The Arab world's most populous nation, Egypt has for years been fighting Islamic militants in the northern Sinai Peninsula.
The government had so far succeeded in containing them in that remote and rugged northeast corner of the country and foiled repeated attempts by the militants to seize and keep territory.
But the violence has now spilled over onto the mainland, with an increasing number of high-profile attacks, including a total of four that targeted Christians since December.
The string of attacks has highlighted an ongoing vulnerability and a worrying lack of reliable intelligence by Egypt's robust security forces.
Unlike the attacks in Sinai, which have mostly targeted soldiers, police and suspected collaborators, the attacks on Christians have attracted unwanted international attention and stymied Egypt's desperate efforts to revive its tourism industry, a traditional backbone of its now-ailing economy.

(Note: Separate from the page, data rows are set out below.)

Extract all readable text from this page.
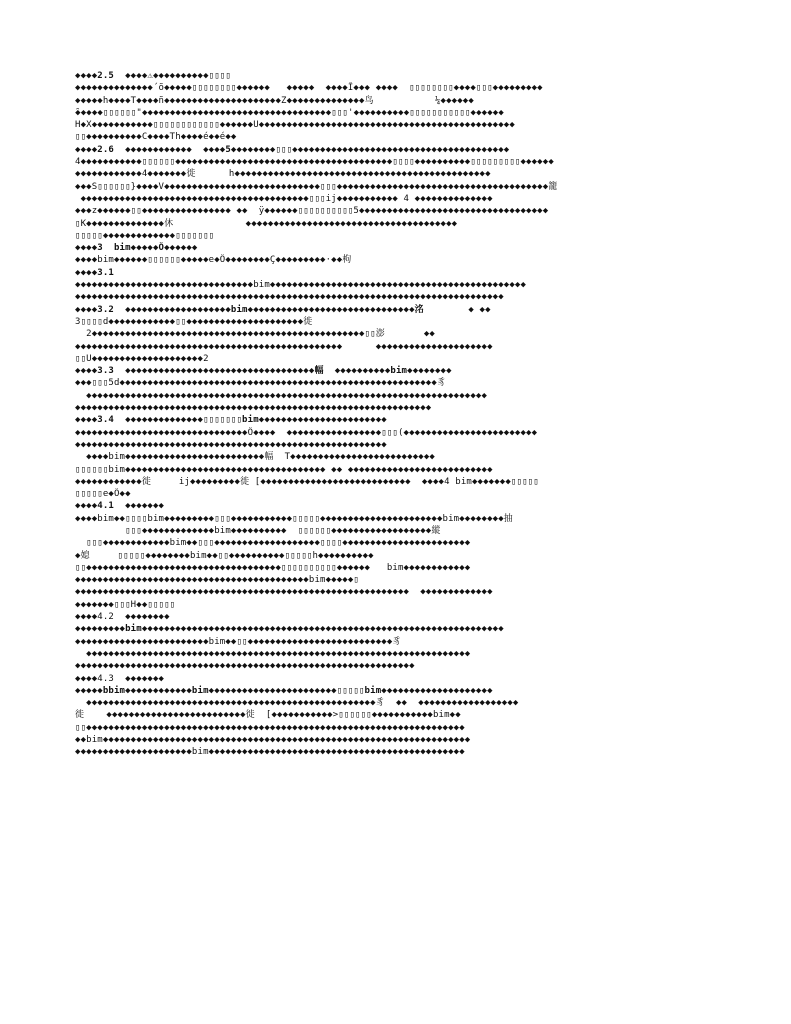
◆◆◆◆2.5  ◆◆◆◆⚠◆◆◆◆◆◆◆◆◆◆▯▯▯▯
◆◆◆◆◆◆◆◆◆◆◆◆◆◆´õ◆◆◆◆◆▯▯▯▯▯▯▯▯◆◆◆◆◆◆   ◆◆◆◆◆  ◆◆◆◆Ĩ◆◆◆ ◆◆◆◆  ▯▯▯▯▯▯▯▯◆◆◆◆▯▯▯◆◆◆◆◆◆◆◆◆
◆◆◆◆◆h◆◆◆◆T◆◆◆◆ñ◆◆◆◆◆◆◆◆◆◆◆◆◆◆◆◆◆◆◆◆◆Z◆◆◆◆◆◆◆◆◆◆◆◆◆◆鸟           ¼◆◆◆◆◆◆
̑◆◆◆◆◆▯▯▯▯▯▯"◆◆◆◆◆◆◆◆◆◆◆◆◆◆◆◆◆◆◆◆◆◆◆◆◆◆◆◆◆◆◆◆◆◆▯▯▯'◆◆◆◆◆◆◆◆◆◆▯▯▯▯▯▯▯▯▯▯▯◆◆◆◆◆◆
H◆X◆◆◆◆◆◆◆◆◆◆◆▯▯▯▯▯▯▯▯▯▯▯▯◆◆◆◆◆◆U◆◆◆◆◆◆◆◆◆◆◆◆◆◆◆◆◆◆◆◆◆◆◆◆◆◆◆◆◆◆◆◆◆◆◆◆◆◆◆◆◆◆◆◆◆◆
▯▯◆◆◆◆◆◆◆◆◆◆C◆◆◆◆Th◆◆◆◆é◆◆é◆◆
◆◆◆◆2.6  ◆◆◆◆◆◆◆◆◆◆◆◆  ◆◆◆◆5◆◆◆◆◆◆◆◆▯▯▯◆◆◆◆◆◆◆◆◆◆◆◆◆◆◆◆◆◆◆◆◆◆◆◆◆◆◆◆◆◆◆◆◆◆◆◆◆◆◆
4◆◆◆◆◆◆◆◆◆◆◆▯▯▯▯▯▯◆◆◆◆◆◆◆◆◆◆◆◆◆◆◆◆◆◆◆◆◆◆◆◆◆◆◆◆◆◆◆◆◆◆◆◆◆◆◆▯▯▯▯◆◆◆◆◆◆◆◆◆◆▯▯▯▯▯▯▯▯▯◆◆◆◆◆◆
◆◆◆◆◆◆◆◆◆◆◆◆4◆◆◆◆◆◆◆徙      h◆◆◆◆◆◆◆◆◆◆◆◆◆◆◆◆◆◆◆◆◆◆◆◆◆◆◆◆◆◆◆◆◆◆◆◆◆◆◆◆◆◆◆◆◆◆
◆◆◆S▯▯▯▯▯▯}◆◆◆◆V◆◆◆◆◆◆◆◆◆◆◆◆◆◆◆◆◆◆◆◆◆◆◆◆◆◆◆◆▯▯▯◆◆◆◆◆◆◆◆◆◆◆◆◆◆◆◆◆◆◆◆◆◆◆◆◆◆◆◆◆◆◆◆◆◆◆◆◆◆籠
◆◆◆◆◆◆◆◆◆◆◆◆◆◆◆◆◆◆◆◆◆◆◆◆◆◆◆◆◆◆◆◆◆◆◆◆◆◆◆◆◆▯▯▯ij◆◆◆◆◆◆◆◆◆◆◆ 4 ◆◆◆◆◆◆◆◆◆◆◆◆◆◆
◆◆◆z◆◆◆◆◆◆▯▯◆◆◆◆◆◆◆◆◆◆◆◆◆◆◆◆ ◆◆  ÿ◆◆◆◆◆◆▯▯▯▯▯▯▯▯▯▯5◆◆◆◆◆◆◆◆◆◆◆◆◆◆◆◆◆◆◆◆◆◆◆◆◆◆◆◆◆◆◆◆◆◆
▯K◆◆◆◆◆◆◆◆◆◆◆◆◆◆休             ◆◆◆◆◆◆◆◆◆◆◆◆◆◆◆◆◆◆◆◆◆◆◆◆◆◆◆◆◆◆◆◆◆◆◆◆◆◆
▯▯▯▯▯◆◆◆◆◆◆◆◆◆◆◆◆◆▯▯▯▯▯▯▯
◆◆◆◆3  bim◆◆◆◆◆Ö◆◆◆◆◆◆
◆◆◆◆bim◆◆◆◆◆◆▯▯▯▯▯▯◆◆◆◆◆e◆Ö◆◆◆◆◆◆◆◆Ç◆◆◆◆◆◆◆◆◆·◆◆枸
◆◆◆◆3.1
◆◆◆◆◆◆◆◆◆◆◆◆◆◆◆◆◆◆◆◆◆◆◆◆◆◆◆◆◆◆◆◆bim◆◆◆◆◆◆◆◆◆◆◆◆◆◆◆◆◆◆◆◆◆◆◆◆◆◆◆◆◆◆◆◆◆◆◆◆◆◆◆◆◆◆◆◆◆◆
◆◆◆◆◆◆◆◆◆◆◆◆◆◆◆◆◆◆◆◆◆◆◆◆◆◆◆◆◆◆◆◆◆◆◆◆◆◆◆◆◆◆◆◆◆◆◆◆◆◆◆◆◆◆◆◆◆◆◆◆◆◆◆◆◆◆◆◆◆◆◆◆◆◆◆◆◆
◆◆◆◆3.2  ◆◆◆◆◆◆◆◆◆◆◆◆◆◆◆◆◆◆◆bim◆◆◆◆◆◆◆◆◆◆◆◆◆◆◆◆◆◆◆◆◆◆◆◆◆◆◆◆◆◆洺        ◆ ◆◆
3▯▯▯▯d◆◆◆◆◆◆◆◆◆◆◆◆▯▯◆◆◆◆◆◆◆◆◆◆◆◆◆◆◆◆◆◆◆◆◆徙
2◆◆◆◆◆◆◆◆◆◆◆◆◆◆◆◆◆◆◆◆◆◆◆◆◆◆◆◆◆◆◆◆◆◆◆◆◆◆◆◆◆◆◆◆◆◆◆◆◆▯▯澎       ◆◆
◆◆◆◆◆◆◆◆◆◆◆◆◆◆◆◆◆◆◆◆◆◆◆◆◆◆◆◆◆◆◆◆◆◆◆◆◆◆◆◆◆◆◆◆◆◆◆◆      ◆◆◆◆◆◆◆◆◆◆◆◆◆◆◆◆◆◆◆◆◆
▯▯U◆◆◆◆◆◆◆◆◆◆◆◆◆◆◆◆◆◆◆◆2
◆◆◆◆3.3  ◆◆◆◆◆◆◆◆◆◆◆◆◆◆◆◆◆◆◆◆◆◆◆◆◆◆◆◆◆◆◆◆◆◆幅  ◆◆◆◆◆◆◆◆◆◆bim◆◆◆◆◆◆◆◆
◆◆◆▯▯▯5d◆◆◆◆◆◆◆◆◆◆◆◆◆◆◆◆◆◆◆◆◆◆◆◆◆◆◆◆◆◆◆◆◆◆◆◆◆◆◆◆◆◆◆◆◆◆◆◆◆◆◆◆◆◆◆◆◆豸
◆◆◆◆◆◆◆◆◆◆◆◆◆◆◆◆◆◆◆◆◆◆◆◆◆◆◆◆◆◆◆◆◆◆◆◆◆◆◆◆◆◆◆◆◆◆◆◆◆◆◆◆◆◆◆◆◆◆◆◆◆◆◆◆◆◆◆◆◆◆◆◆
◆◆◆◆◆◆◆◆◆◆◆◆◆◆◆◆◆◆◆◆◆◆◆◆◆◆◆◆◆◆◆◆◆◆◆◆◆◆◆◆◆◆◆◆◆◆◆◆◆◆◆◆◆◆◆◆◆◆◆◆◆◆◆◆
◆◆◆◆3.4  ◆◆◆◆◆◆◆◆◆◆◆◆◆◆▯▯▯▯▯▯▯bim◆◆◆◆◆◆◆◆◆◆◆◆◆◆◆◆◆◆◆◆◆◆◆
◆◆◆◆◆◆◆◆◆◆◆◆◆◆◆◆◆◆◆◆◆◆◆◆◆◆◆◆◆◆◆Ö◆◆◆◆  ◆◆◆◆◆◆◆◆◆◆◆◆◆◆◆◆◆▯▯▯(◆◆◆◆◆◆◆◆◆◆◆◆◆◆◆◆◆◆◆◆◆◆◆◆
◆◆◆◆◆◆◆◆◆◆◆◆◆◆◆◆◆◆◆◆◆◆◆◆◆◆◆◆◆◆◆◆◆◆◆◆◆◆◆◆◆◆◆◆◆◆◆◆◆◆◆◆◆◆◆◆
◆◆◆◆bim◆◆◆◆◆◆◆◆◆◆◆◆◆◆◆◆◆◆◆◆◆◆◆◆◆幅  T◆◆◆◆◆◆◆◆◆◆◆◆◆◆◆◆◆◆◆◆◆◆◆◆◆◆
▯▯▯▯▯▯bim◆◆◆◆◆◆◆◆◆◆◆◆◆◆◆◆◆◆◆◆◆◆◆◆◆◆◆◆◆◆◆◆◆◆◆◆ ◆◆ ◆◆◆◆◆◆◆◆◆◆◆◆◆◆◆◆◆◆◆◆◆◆◆◆◆◆
◆◆◆◆◆◆◆◆◆◆◆◆徙     ij◆◆◆◆◆◆◆◆◆徙 [◆◆◆◆◆◆◆◆◆◆◆◆◆◆◆◆◆◆◆◆◆◆◆◆◆◆◆  ◆◆◆◆4 bim◆◆◆◆◆◆◆▯▯▯▯▯
▯▯▯▯▯e◆Ö◆◆
◆◆◆◆4.1  ◆◆◆◆◆◆◆
◆◆◆◆bim◆◆▯▯▯▯bim◆◆◆◆◆◆◆◆◆▯▯▯◆◆◆◆◆◆◆◆◆◆◆▯▯▯▯▯◆◆◆◆◆◆◆◆◆◆◆◆◆◆◆◆◆◆◆◆◆◆bim◆◆◆◆◆◆◆◆抽
▯▯▯◆◆◆◆◆◆◆◆◆◆◆◆◆bim◆◆◆◆◆◆◆◆◆◆  ▯▯▯▯▯▯◆◆◆◆◆◆◆◆◆◆◆◆◆◆◆◆◆◆縱
▯▯▯◆◆◆◆◆◆◆◆◆◆◆◆bim◆◆▯▯▯◆◆◆◆◆◆◆◆◆◆◆◆◆◆◆◆◆◆◆▯▯▯▯◆◆◆◆◆◆◆◆◆◆◆◆◆◆◆◆◆◆◆◆◆◆◆
◆媳     ▯▯▯▯▯◆◆◆◆◆◆◆◆bim◆◆▯▯◆◆◆◆◆◆◆◆◆◆▯▯▯▯▯h◆◆◆◆◆◆◆◆◆◆
▯▯◆◆◆◆◆◆◆◆◆◆◆◆◆◆◆◆◆◆◆◆◆◆◆◆◆◆◆◆◆◆◆◆◆◆◆▯▯▯▯▯▯▯▯▯▯◆◆◆◆◆◆   bim◆◆◆◆◆◆◆◆◆◆◆◆
◆◆◆◆◆◆◆◆◆◆◆◆◆◆◆◆◆◆◆◆◆◆◆◆◆◆◆◆◆◆◆◆◆◆◆◆◆◆◆◆◆◆bim◆◆◆◆◆▯
◆◆◆◆◆◆◆◆◆◆◆◆◆◆◆◆◆◆◆◆◆◆◆◆◆◆◆◆◆◆◆◆◆◆◆◆◆◆◆◆◆◆◆◆◆◆◆◆◆◆◆◆◆◆◆◆◆◆◆◆  ◆◆◆◆◆◆◆◆◆◆◆◆◆
◆◆◆◆◆◆◆▯▯▯H◆◆▯▯▯▯▯
◆◆◆◆4.2  ◆◆◆◆◆◆◆◆
◆◆◆◆◆◆◆◆◆bim◆◆◆◆◆◆◆◆◆◆◆◆◆◆◆◆◆◆◆◆◆◆◆◆◆◆◆◆◆◆◆◆◆◆◆◆◆◆◆◆◆◆◆◆◆◆◆◆◆◆◆◆◆◆◆◆◆◆◆◆◆◆◆◆◆
◆◆◆◆◆◆◆◆◆◆◆◆◆◆◆◆◆◆◆◆◆◆◆◆bim◆◆▯▯◆◆◆◆◆◆◆◆◆◆◆◆◆◆◆◆◆◆◆◆◆◆◆◆◆◆豸
◆◆◆◆◆◆◆◆◆◆◆◆◆◆◆◆◆◆◆◆◆◆◆◆◆◆◆◆◆◆◆◆◆◆◆◆◆◆◆◆◆◆◆◆◆◆◆◆◆◆◆◆◆◆◆◆◆◆◆◆◆◆◆◆◆◆◆◆◆
◆◆◆◆◆◆◆◆◆◆◆◆◆◆◆◆◆◆◆◆◆◆◆◆◆◆◆◆◆◆◆◆◆◆◆◆◆◆◆◆◆◆◆◆◆◆◆◆◆◆◆◆◆◆◆◆◆◆◆◆◆
◆◆◆◆4.3  ◆◆◆◆◆◆◆
◆◆◆◆◆bbim◆◆◆◆◆◆◆◆◆◆◆◆bim◆◆◆◆◆◆◆◆◆◆◆◆◆◆◆◆◆◆◆◆◆◆◆▯▯▯▯▯bim◆◆◆◆◆◆◆◆◆◆◆◆◆◆◆◆◆◆◆◆
◆◆◆◆◆◆◆◆◆◆◆◆◆◆◆◆◆◆◆◆◆◆◆◆◆◆◆◆◆◆◆◆◆◆◆◆◆◆◆◆◆◆◆◆◆◆◆◆◆◆◆◆豸  ◆◆  ◆◆◆◆◆◆◆◆◆◆◆◆◆◆◆◆◆◆
徙    ◆◆◆◆◆◆◆◆◆◆◆◆◆◆◆◆◆◆◆◆◆◆◆◆◆徙  [◆◆◆◆◆◆◆◆◆◆◆>▯▯▯▯▯▯◆◆◆◆◆◆◆◆◆◆◆bim◆◆
▯▯◆◆◆◆◆◆◆◆◆◆◆◆◆◆◆◆◆◆◆◆◆◆◆◆◆◆◆◆◆◆◆◆◆◆◆◆◆◆◆◆◆◆◆◆◆◆◆◆◆◆◆◆◆◆◆◆◆◆◆◆◆◆◆◆◆◆◆◆
◆◆bim◆◆◆◆◆◆◆◆◆◆◆◆◆◆◆◆◆◆◆◆◆◆◆◆◆◆◆◆◆◆◆◆◆◆◆◆◆◆◆◆◆◆◆◆◆◆◆◆◆◆◆◆◆◆◆◆◆◆◆◆◆◆◆◆◆◆
◆◆◆◆◆◆◆◆◆◆◆◆◆◆◆◆◆◆◆◆◆bim◆◆◆◆◆◆◆◆◆◆◆◆◆◆◆◆◆◆◆◆◆◆◆◆◆◆◆◆◆◆◆◆◆◆◆◆◆◆◆◆◆◆◆◆◆◆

Egypt's general-turned president has, since taking office in 2014, declared uncompromising resolve to defeat the militants. He also seems willing to sideline and disenfranchise almost all Islamic groups with a political agenda, arguing that violent and peaceful Islamic groups feed off each other.
He has backed up his vow to restore security to this nation of 93 million with massive arms deals that added French fighter-jets, helicopter carriers as well as German submarines to Egypt's already huge arsenal of Soviet-era weapons and US-made F-16 warplanes, Apache gunships and Abrams tanks.